A Missouri jury on Wednesday found a man guilty of murdering a retired black police captain during the violent racial riots of 2020 that erupted after the killing of George Floyd.
Stephan Cannon was convicted of all felony charges brought against him: first-degree murder, first-degree robbery, first-degree burglary, stealing $750 or more, unlawful possession of a firearm, and three counts of armed criminal action.
Cannon had been accused of gunning down police officer David Dorn, 77, as he attended to a burglar alarm at a friend’s pawn shop, where looters had descended to capitalize on the chaos of the Floyd protests. Cannon was among the robbers Dorn confronted by the business before he was slain.
Prosecutors obtained video footage of the incident, originally shared to Facebook Live but later removed, and played it in court to support their case. Attorney Marvin Teer claimed that Cannon fired ten shots at Dorn, killing him, as he arrived at the scene and fired off warning shots to stop the looters, the St. Louis Post-Dispatch reported.

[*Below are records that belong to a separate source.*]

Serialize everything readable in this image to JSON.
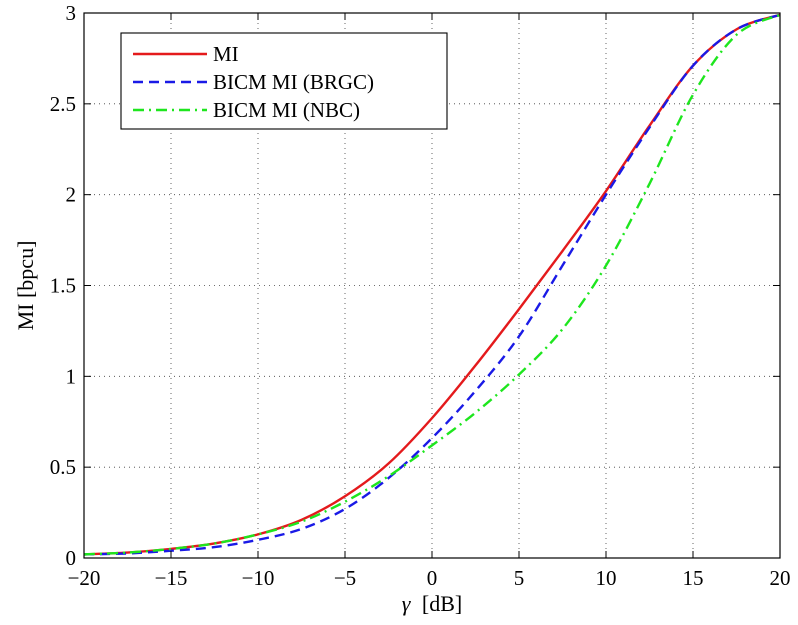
{
  "chart_data": {
    "type": "line",
    "title": "",
    "xlabel_symbol": "γ",
    "xlabel_unit": "[dB]",
    "ylabel": "MI [bpcu]",
    "xlim": [
      -20,
      20
    ],
    "ylim": [
      0,
      3
    ],
    "xticks": [
      -20,
      -15,
      -10,
      -5,
      0,
      5,
      10,
      15,
      20
    ],
    "xtick_labels": [
      "−20",
      "−15",
      "−10",
      "−5",
      "0",
      "5",
      "10",
      "15",
      "20"
    ],
    "yticks": [
      0,
      0.5,
      1,
      1.5,
      2,
      2.5,
      3
    ],
    "ytick_labels": [
      "0",
      "0.5",
      "1",
      "1.5",
      "2",
      "2.5",
      "3"
    ],
    "grid": true,
    "legend_position": "top-left",
    "series": [
      {
        "name": "MI",
        "color": "#e41a1c",
        "style": "solid",
        "x": [
          -20,
          -17.5,
          -15,
          -12.5,
          -10,
          -7.5,
          -5,
          -2.5,
          0,
          2.5,
          5,
          7.5,
          10,
          12.5,
          15,
          17.5,
          20
        ],
        "y": [
          0.02,
          0.03,
          0.05,
          0.08,
          0.13,
          0.21,
          0.34,
          0.52,
          0.77,
          1.06,
          1.37,
          1.69,
          2.02,
          2.38,
          2.71,
          2.91,
          2.99
        ]
      },
      {
        "name": "BICM MI (BRGC)",
        "color": "#1a1ae6",
        "style": "dashed",
        "x": [
          -20,
          -17.5,
          -15,
          -12.5,
          -10,
          -7.5,
          -5,
          -2.5,
          0,
          2.5,
          5,
          7.5,
          10,
          12.5,
          15,
          17.5,
          20
        ],
        "y": [
          0.02,
          0.025,
          0.04,
          0.06,
          0.1,
          0.16,
          0.27,
          0.44,
          0.66,
          0.92,
          1.22,
          1.61,
          2.0,
          2.37,
          2.71,
          2.91,
          2.99
        ]
      },
      {
        "name": "BICM MI (NBC)",
        "color": "#1ee61e",
        "style": "dashdot",
        "x": [
          -20,
          -17.5,
          -15,
          -12.5,
          -10,
          -7.5,
          -5,
          -2.5,
          0,
          2.5,
          5,
          7.5,
          10,
          12.5,
          15,
          17.5,
          20
        ],
        "y": [
          0.02,
          0.03,
          0.05,
          0.08,
          0.13,
          0.2,
          0.31,
          0.45,
          0.62,
          0.8,
          1.01,
          1.26,
          1.61,
          2.06,
          2.55,
          2.88,
          2.99
        ]
      }
    ]
  }
}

Public defender Brian Horneyer argued that the police had “tunnel vision” in connecting Cannon to the crime and said that detectives depended on unreliable co-defendant Mark Jackson as their critical witness after he agreed to testify against Cannon to potentially secure a plea deal.
“This is a man who lies as easily as he breathes,” Horneyer said of Jackson.
The attorney representing Jackson, who has an upcoming hearing for his own pending murder trial, said he expects prosecutors will drop the second-degree murder charge as part of the arrangement to take the stand in Cannon’s case.
Dorn’s family was relieved by the decision, grateful that justice was finally served for their loved one.
“I’m very thankful to the jurors who saw the truth and all the evidence,” Dorn’s wife, Ann Dorn, said outside the courthouse after the verdicts, the local outlet reported. “And I want to thank Marvin Teer for doing a phenomenal job in prosecuting the case.”
While certain high-profile cases from the 2020 street mayhem, such as that of Kyle Rittenhouse, received disproportionate media attention, Dorn’s case, of a black cop killed by rioters in cold-blood for TVs, was largely forgotten by the mainstream press.